To underline just how detrimental poor ad placement can be to a consumers’ view of a brand: ad placement next to inappropriate content is more than twice as likely to deter consumers as “ads without diversity and inclusivity.”

This is, as GWI  points out, an especially interesting finding in 2021. The last year has seen a much-needed reckoning around diversity and representation, with consumers clamoring for brands to show solidarity with and evidence inclusivity of marginalized groups. And brands have generally responded, implementing changes that celebrate our diverse population.

Known by the company you keep

Brands should be aware, however, that this step in the right direction is just that: a step.

“Advertisers should be aware that the context around an ad can be just as damaging as what’s in the creative,” writes GWI Trends Analyst Isaac Hopkins. That’s because consumers understand ads not as isolated points, but parts within a larger whole.

There are a few major reasons that people tend to judge advertisements not just as individual expressions of brand identity, but as part of a larger conversation with the content they appear near and next to.

A major reason that this problem persists, though, is the fact that many consumers think that less-than-ideal ad placement is intentional.
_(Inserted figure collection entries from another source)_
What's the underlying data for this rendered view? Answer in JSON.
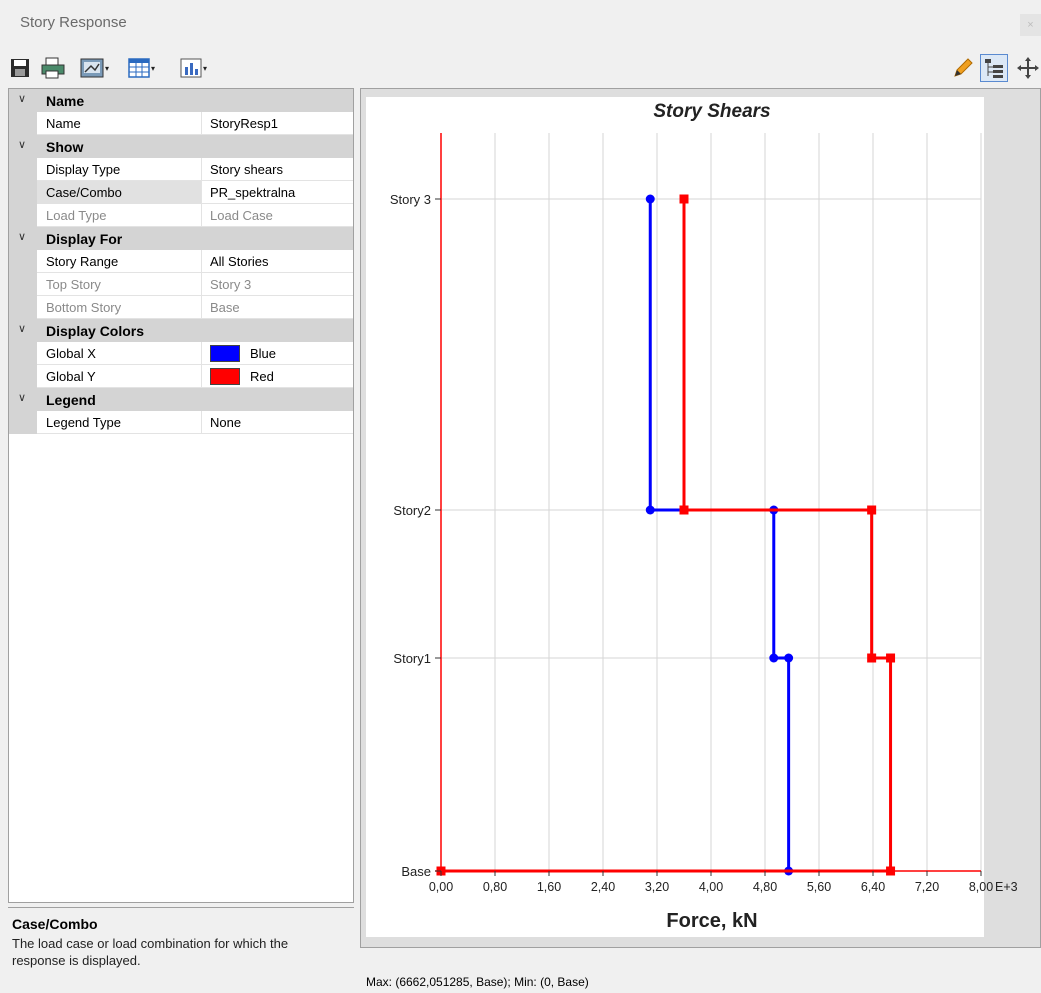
{
  "window": {
    "title": "Story Response",
    "close_glyph": "×"
  },
  "toolbar": {
    "left_icons": [
      "save-icon",
      "print-icon",
      "display-image-icon",
      "table-icon",
      "chart-icon"
    ],
    "right_icons": [
      "pencil-icon",
      "tree-icon",
      "move-icon"
    ]
  },
  "properties": {
    "name_cat": "Name",
    "name_label": "Name",
    "name_value": "StoryResp1",
    "show_cat": "Show",
    "display_type_label": "Display Type",
    "display_type_value": "Story shears",
    "case_label": "Case/Combo",
    "case_value": "PR_spektralna",
    "load_type_label": "Load Type",
    "load_type_value": "Load Case",
    "display_for_cat": "Display For",
    "story_range_label": "Story Range",
    "story_range_value": "All Stories",
    "top_story_label": "Top Story",
    "top_story_value": "Story 3",
    "bottom_story_label": "Bottom Story",
    "bottom_story_value": "Base",
    "display_colors_cat": "Display Colors",
    "global_x_label": "Global X",
    "global_x_value": "Blue",
    "global_x_color": "#0000ff",
    "global_y_label": "Global Y",
    "global_y_value": "Red",
    "global_y_color": "#ff0000",
    "legend_cat": "Legend",
    "legend_type_label": "Legend Type",
    "legend_type_value": "None"
  },
  "help": {
    "title": "Case/Combo",
    "text": "The load case or load combination for which the response is displayed."
  },
  "status": {
    "text": "Max: (6662,051285, Base);   Min: (0, Base)"
  },
  "chart_data": {
    "type": "line",
    "title": "Story Shears",
    "xlabel": "Force, kN",
    "x_unit_suffix": "E+3",
    "xlim": [
      0,
      8
    ],
    "x_ticks": [
      0,
      0.8,
      1.6,
      2.4,
      3.2,
      4.0,
      4.8,
      5.6,
      6.4,
      7.2,
      8.0
    ],
    "x_tick_labels": [
      "0,00",
      "0,80",
      "1,60",
      "2,40",
      "3,20",
      "4,00",
      "4,80",
      "5,60",
      "6,40",
      "7,20",
      "8,00"
    ],
    "stories": [
      "Base",
      "Story1",
      "Story2",
      "Story 3"
    ],
    "story_levels": [
      0,
      1,
      2,
      3
    ],
    "grid": true,
    "series": [
      {
        "name": "Global X",
        "color": "#0000ff",
        "marker": "circle",
        "points": [
          [
            0,
            0
          ],
          [
            5.15,
            0
          ],
          [
            5.15,
            1
          ],
          [
            4.93,
            1
          ],
          [
            4.93,
            2
          ],
          [
            3.1,
            2
          ],
          [
            3.1,
            3
          ]
        ]
      },
      {
        "name": "Global Y",
        "color": "#ff0000",
        "marker": "square",
        "points": [
          [
            0,
            0
          ],
          [
            6.66,
            0
          ],
          [
            6.66,
            1
          ],
          [
            6.38,
            1
          ],
          [
            6.38,
            2
          ],
          [
            3.6,
            2
          ],
          [
            3.6,
            3
          ]
        ]
      }
    ]
  }
}
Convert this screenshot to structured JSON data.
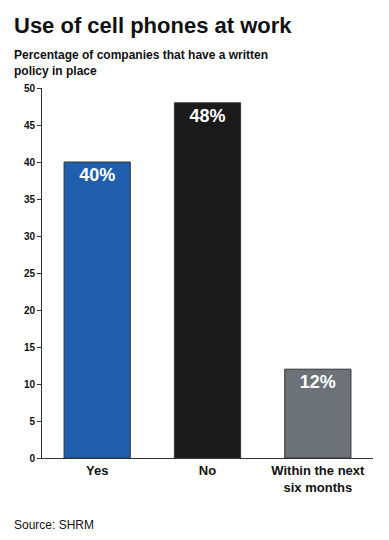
{
  "chart_data": {
    "type": "bar",
    "title": "Use of cell phones at work",
    "subtitle": "Percentage of companies that have a written policy in place",
    "source": "Source: SHRM",
    "categories": [
      "Yes",
      "No",
      "Within the next six months"
    ],
    "values": [
      40,
      48,
      12
    ],
    "value_labels": [
      "40%",
      "48%",
      "12%"
    ],
    "colors": [
      "#1f5fae",
      "#1a1a1a",
      "#6d7278"
    ],
    "data_labels": true,
    "ylim": [
      0,
      50
    ],
    "yticks": [
      0,
      5,
      10,
      15,
      20,
      25,
      30,
      35,
      40,
      45,
      50
    ],
    "grid": false
  }
}
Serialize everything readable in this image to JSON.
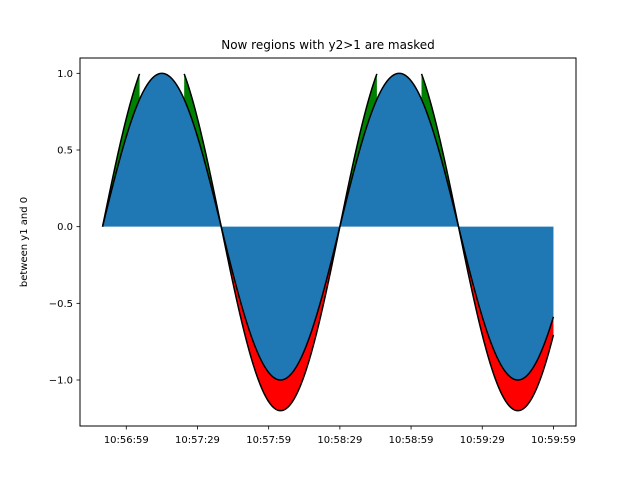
{
  "chart_data": {
    "type": "area",
    "title": "Now regions with y2>1 are masked",
    "xlabel": "",
    "ylabel": "between y1 and 0",
    "x_start_time": "10:56:49",
    "x_end_time": "10:59:59",
    "xticks": [
      "10:56:59",
      "10:57:29",
      "10:57:59",
      "10:58:29",
      "10:58:59",
      "10:59:29",
      "10:59:59"
    ],
    "yticks": [
      "−1.0",
      "−0.5",
      "0.0",
      "0.5",
      "1.0"
    ],
    "ylim": [
      -1.3,
      1.1
    ],
    "grid": false,
    "legend": "none",
    "series": [
      {
        "values_formula": "y1 = sin(2*pi*t/100), t in seconds from 10:56:49"
      },
      {
        "values_formula": "y2 = 1.2*y1 masked where y2>1"
      }
    ],
    "colors": {
      "fill_between_zero": "#1f77b4",
      "y2_above_y1": "#008000",
      "y2_below_y1": "#ff0000",
      "lines": "#000000"
    }
  }
}
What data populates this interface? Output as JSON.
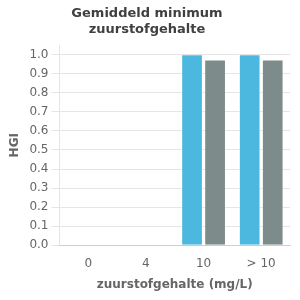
{
  "chart_data": {
    "type": "bar",
    "title": "Gemiddeld minimum\nzuurstofgehalte",
    "x_label": "zuurstofgehalte (mg/L)",
    "y_label": "HGI",
    "categories": [
      "0",
      "4",
      "10",
      "> 10"
    ],
    "series": [
      {
        "color": "#4CB8E0",
        "values": [
          null,
          null,
          1.0,
          1.0
        ]
      },
      {
        "color": "#7D8B8A",
        "values": [
          null,
          null,
          0.972,
          0.972
        ]
      }
    ],
    "ylim": [
      0.0,
      1.05
    ],
    "yticks": [
      {
        "value": 0.0,
        "label": "0.0"
      },
      0.1,
      0.2,
      0.3,
      0.4,
      0.5,
      0.6,
      0.7,
      0.8,
      0.9,
      {
        "value": 1.0,
        "label": "1.0"
      }
    ],
    "grid": true
  }
}
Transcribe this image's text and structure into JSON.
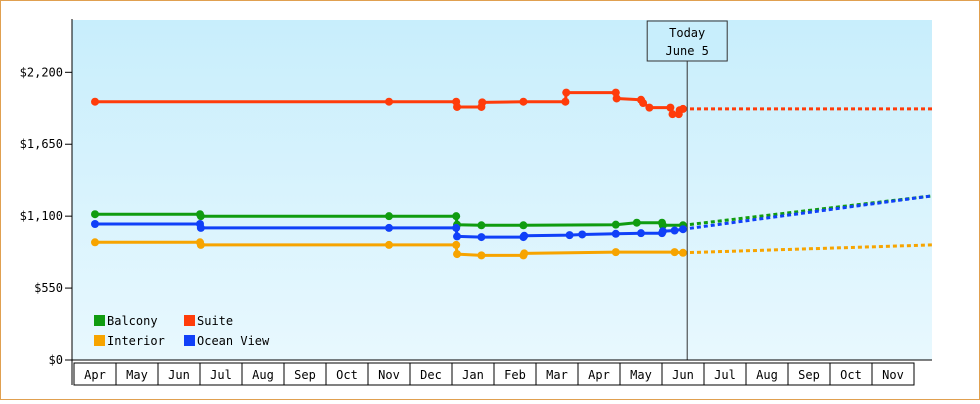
{
  "chart_data": {
    "type": "line",
    "title": "",
    "xlabel": "",
    "ylabel": "",
    "ylim": [
      0,
      2600
    ],
    "y_ticks": [
      {
        "value": 0,
        "label": "$0"
      },
      {
        "value": 550,
        "label": "$550"
      },
      {
        "value": 1100,
        "label": "$1,100"
      },
      {
        "value": 1650,
        "label": "$1,650"
      },
      {
        "value": 2200,
        "label": "$2,200"
      }
    ],
    "x_start": 0,
    "x_end": 20.6,
    "months": [
      "Apr",
      "May",
      "Jun",
      "Jul",
      "Aug",
      "Sep",
      "Oct",
      "Nov",
      "Dec",
      "Jan",
      "Feb",
      "Mar",
      "Apr",
      "May",
      "Jun",
      "Jul",
      "Aug",
      "Sep",
      "Oct",
      "Nov"
    ],
    "today": {
      "x": 14.1,
      "line1": "Today",
      "line2": "June 5"
    },
    "legend": {
      "placement": "bottom-left"
    },
    "grid": false,
    "background": {
      "top": "#c8eefc",
      "bottom": "#e8f8fe"
    },
    "series": [
      {
        "name": "Balcony",
        "color": "#109c10",
        "projection_end": 1255,
        "points": [
          [
            0,
            1115
          ],
          [
            2.5,
            1115
          ],
          [
            2.52,
            1100
          ],
          [
            7,
            1100
          ],
          [
            8.6,
            1100
          ],
          [
            8.62,
            1035
          ],
          [
            9.2,
            1030
          ],
          [
            10.2,
            1030
          ],
          [
            12.4,
            1035
          ],
          [
            12.9,
            1050
          ],
          [
            13.5,
            1050
          ],
          [
            13.52,
            1030
          ],
          [
            14.0,
            1030
          ]
        ]
      },
      {
        "name": "Suite",
        "color": "#ff3c0a",
        "projection_end": 1920,
        "points": [
          [
            0,
            1975
          ],
          [
            7,
            1975
          ],
          [
            8.6,
            1975
          ],
          [
            8.62,
            1935
          ],
          [
            9.2,
            1935
          ],
          [
            9.22,
            1970
          ],
          [
            10.2,
            1975
          ],
          [
            11.2,
            1975
          ],
          [
            11.22,
            2045
          ],
          [
            12.4,
            2045
          ],
          [
            12.42,
            2000
          ],
          [
            13.0,
            1990
          ],
          [
            13.05,
            1965
          ],
          [
            13.2,
            1930
          ],
          [
            13.7,
            1930
          ],
          [
            13.75,
            1880
          ],
          [
            13.9,
            1880
          ],
          [
            13.92,
            1910
          ],
          [
            14.0,
            1920
          ]
        ]
      },
      {
        "name": "Interior",
        "color": "#f7a400",
        "projection_end": 880,
        "points": [
          [
            0,
            900
          ],
          [
            2.5,
            900
          ],
          [
            2.52,
            880
          ],
          [
            7,
            880
          ],
          [
            8.6,
            880
          ],
          [
            8.62,
            810
          ],
          [
            9.2,
            800
          ],
          [
            10.2,
            800
          ],
          [
            10.22,
            815
          ],
          [
            12.4,
            825
          ],
          [
            13.8,
            825
          ],
          [
            14.0,
            820
          ]
        ]
      },
      {
        "name": "Ocean View",
        "color": "#1040f8",
        "projection_end": 1255,
        "points": [
          [
            0,
            1040
          ],
          [
            2.5,
            1040
          ],
          [
            2.52,
            1010
          ],
          [
            7,
            1010
          ],
          [
            8.6,
            1010
          ],
          [
            8.62,
            945
          ],
          [
            9.2,
            940
          ],
          [
            10.2,
            940
          ],
          [
            10.22,
            950
          ],
          [
            11.3,
            955
          ],
          [
            11.6,
            960
          ],
          [
            12.4,
            965
          ],
          [
            13.0,
            970
          ],
          [
            13.5,
            970
          ],
          [
            13.52,
            985
          ],
          [
            13.8,
            990
          ],
          [
            14.0,
            1000
          ]
        ]
      }
    ]
  }
}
According to Adweek, the average layperson assumes poorly placed ads are the product of decision rather than mistake or bad luck. Users are most likely underestimating the power to choose particular ad placement, especially considering how big the internet really is.

“The sheer size of the Internet means there is a small fraction that is premium, a lot that is mediocre, and a small amount that is truly awful, especially for advertisers,” says Matt Borchard, media director at media agency Noble People. “Appearing next to bad or unwanted content has always been a problem, especially as […] more websites emerged.”

What can you do?


The news about consumers’ brand perception being negatively impacted by ad placement should be a wake-up call to advertisers rather than an alarm siren. Ad placement is deeply important—but brand perception can be positively (and, yes, negatively) impacted through other means.

When GWI asked “Which of these would most negatively impact your view of a brand?”, there was one clear frontrunner: volume. More than half of consumers—53%—responded that “Too many ads” would be most detrimental to their opinion of a brand.

This is the most important thing to focus on, states Marketing Dive reporter Peter Adams. “Brand safety has become a hot item for many companies as they look to avoid associations with harmful content, but that’s not as significant a concern for consumers, who show an aversion to ad overload in larger numbers.”

The second most important thing to consider is access. 39% of respondents replied that “ads that block access to the content I’m trying to access” would damage brand perception. And 37% responded that “ads not relevant to me” would most negatively impact their view of a brand. Issues of brand safety due to ads being placed next to inappropriate content came next, at fourth of eight possible answers.

The takeaway is clear: while it’s still vital for brands to pay attention when nearly a third of consumers cite “inappropriate content” as problematic, it’s also important to pay attention to the intrusiveness, relevance, and—most importantly—volume of advertisements.